About the issues you have with full-lenght movies:
It’s probably being caused by the Fuze+'s AVI demuxer (that is, the software that reads the AVI"s). It seems to me that the Fuze+ doesn’t like long AVI at all. It doesn’t really matter what settings you use, if it’s AVI, it will crash eventually. Especially long ones. I highly recommend that you use another container/format. I can’t really say much about WMV, but MP4 seems to handle long movies perfectly. No seek issues, no blank screen, no random restarts. Please note that if the AVI files have Mpeg-4 video and MP3 audio, then you can use MP4Box to remultiplex them quickly and losslessly into the MP4 container. However, MP4Box uses complicated command lins, so you may want to download a gui, such as My MP4Box Gui or YAMB (Yet Another Mp4 Box gui).

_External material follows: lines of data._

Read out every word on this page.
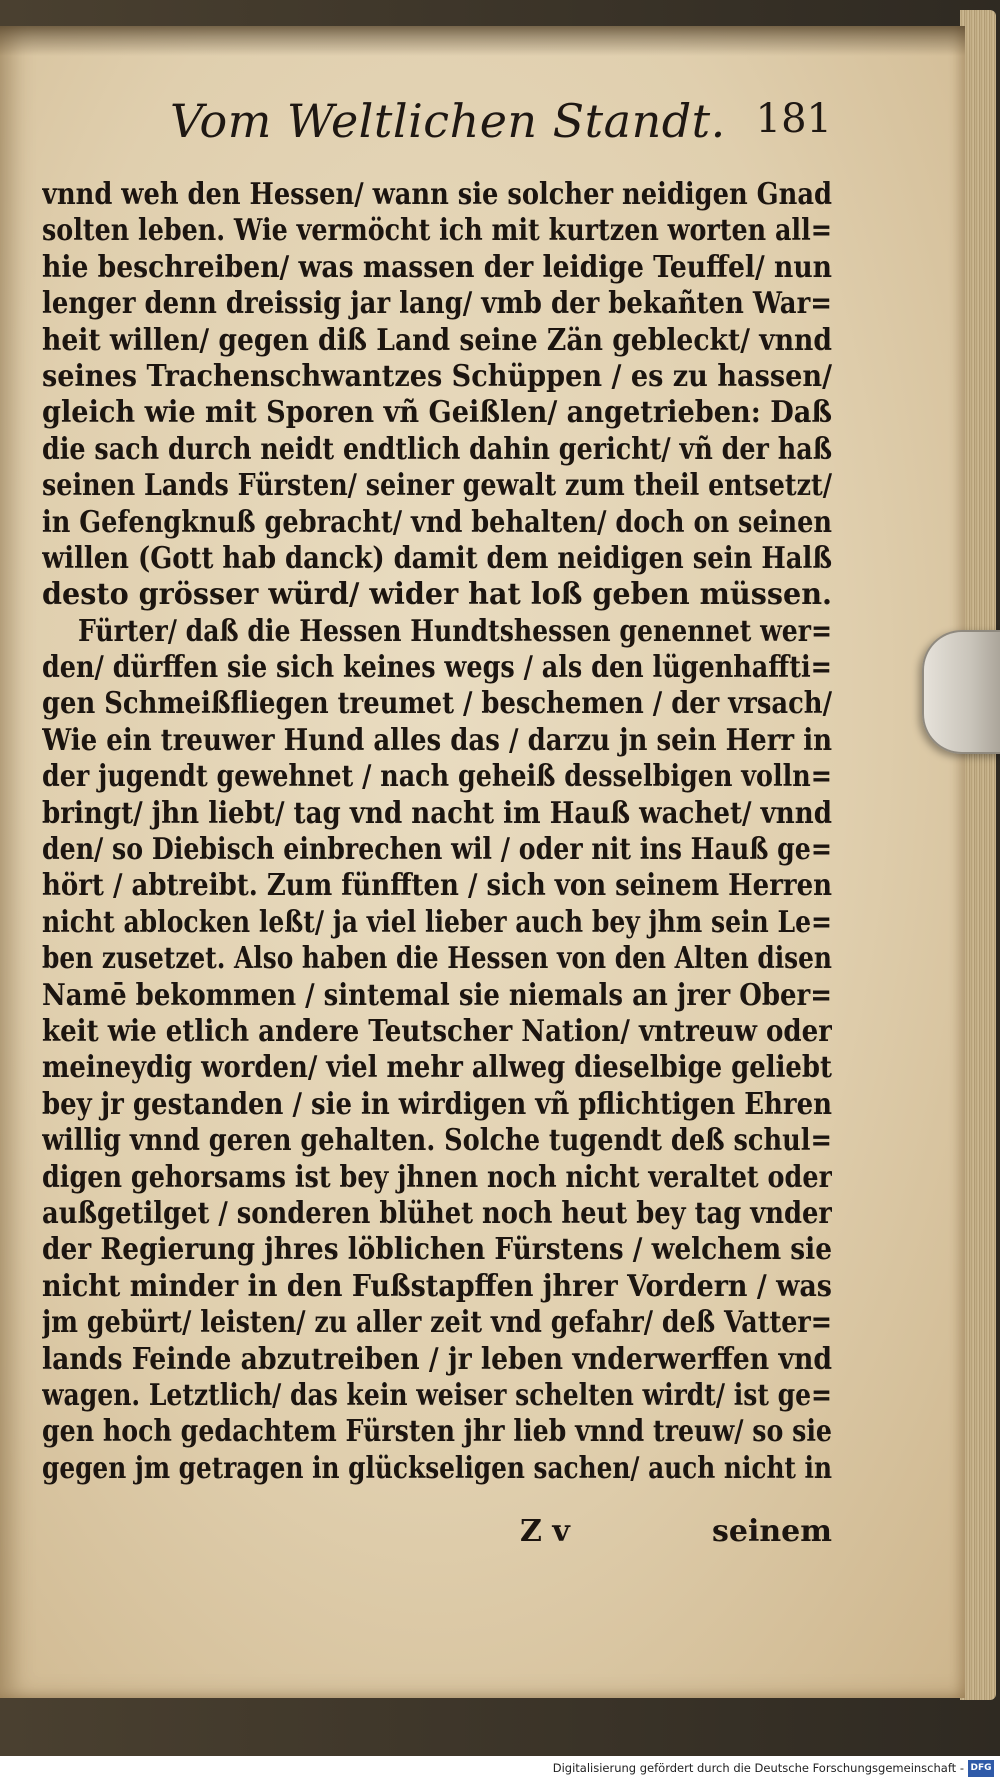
Vom Weltlichen Standt. 181
vnnd weh den Hessen/ wann sie solcher neidigen Gnad
solten leben. Wie vermöcht ich mit kurtzen worten all=
hie beschreiben/ was massen der leidige Teuffel/ nun
lenger denn dreissig jar lang/ vmb der bekañten War=
heit willen/ gegen diß Land seine Zän gebleckt/ vnnd
seines Trachenschwantzes Schüppen / es zu hassen/
gleich wie mit Sporen vñ Geißlen/ angetrieben: Daß
die sach durch neidt endtlich dahin gericht/ vñ der haß
seinen Lands Fürsten/ seiner gewalt zum theil entsetzt/
in Gefengknuß gebracht/ vnd behalten/ doch on seinen
willen (Gott hab danck) damit dem neidigen sein Halß
desto grösser würd/ wider hat loß geben müssen.
Fürter/ daß die Hessen Hundtshessen genennet wer=
den/ dürffen sie sich keines wegs / als den lügenhaffti=
gen Schmeißfliegen treumet / beschemen / der vrsach/
Wie ein treuwer Hund alles das / darzu jn sein Herr in
der jugendt gewehnet / nach geheiß desselbigen volln=
bringt/ jhn liebt/ tag vnd nacht im Hauß wachet/ vnnd
den/ so Diebisch einbrechen wil / oder nit ins Hauß ge=
hört / abtreibt. Zum fünfften / sich von seinem Herren
nicht ablocken leßt/ ja viel lieber auch bey jhm sein Le=
ben zusetzet. Also haben die Hessen von den Alten disen
Namē bekommen / sintemal sie niemals an jrer Ober=
keit wie etlich andere Teutscher Nation/ vntreuw oder
meineydig worden/ viel mehr allweg dieselbige geliebt
bey jr gestanden / sie in wirdigen vñ pflichtigen Ehren
willig vnnd geren gehalten. Solche tugendt deß schul=
digen gehorsams ist bey jhnen noch nicht veraltet oder
außgetilget / sonderen blühet noch heut bey tag vnder
der Regierung jhres löblichen Fürstens / welchem sie
nicht minder in den Fußstapffen jhrer Vordern / was
jm gebürt/ leisten/ zu aller zeit vnd gefahr/ deß Vatter=
lands Feinde abzutreiben / jr leben vnderwerffen vnd
wagen. Letztlich/ das kein weiser schelten wirdt/ ist ge=
gen hoch gedachtem Fürsten jhr lieb vnnd treuw/ so sie
gegen jm getragen in glückseligen sachen/ auch nicht in
Z v	seinem
Digitalisierung gefördert durch die Deutsche Forschungsgemeinschaft - DFG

Also, the video specs posted are a little vague and very misleading. I have yet to find a limitation of how many frames per second this thing can play (the documentation says it only supports 30 frames per second, but the sample videos only use 23.976!). I noticed that if you have a very large bitrate, the device will lag (I’m guessing 6 or 7 MBPS), but other than that it seems to handel just about anything.
Also, please be aware this device seems to have a problem with Mpeg-4 quarter pixels. Videos with quarter pixels tend to have visual problems that shouldn’t otherwise be there. How it is able to playback the sample videos is beyond me, since they use Mpeg-4 AVC, which seems to force the user to deal with quarter pixels. A good way to avoid this is to just use Mpeg-4 ASP codecs (DivX, XviD, ect.), as most programs will leave this off by default.
One more thing, if you use Mpeg-4 ASP, you can probably get better quality using custom quantization matrices, the device seems to support them. I have played entire full-length movies like this without problems.
I sure hope this made cense! I’ve tried to avoid big words as much as possible, but some were inevitable. I’m talking about some fairly advanced stuff, so I apologize if you get confused by any of this.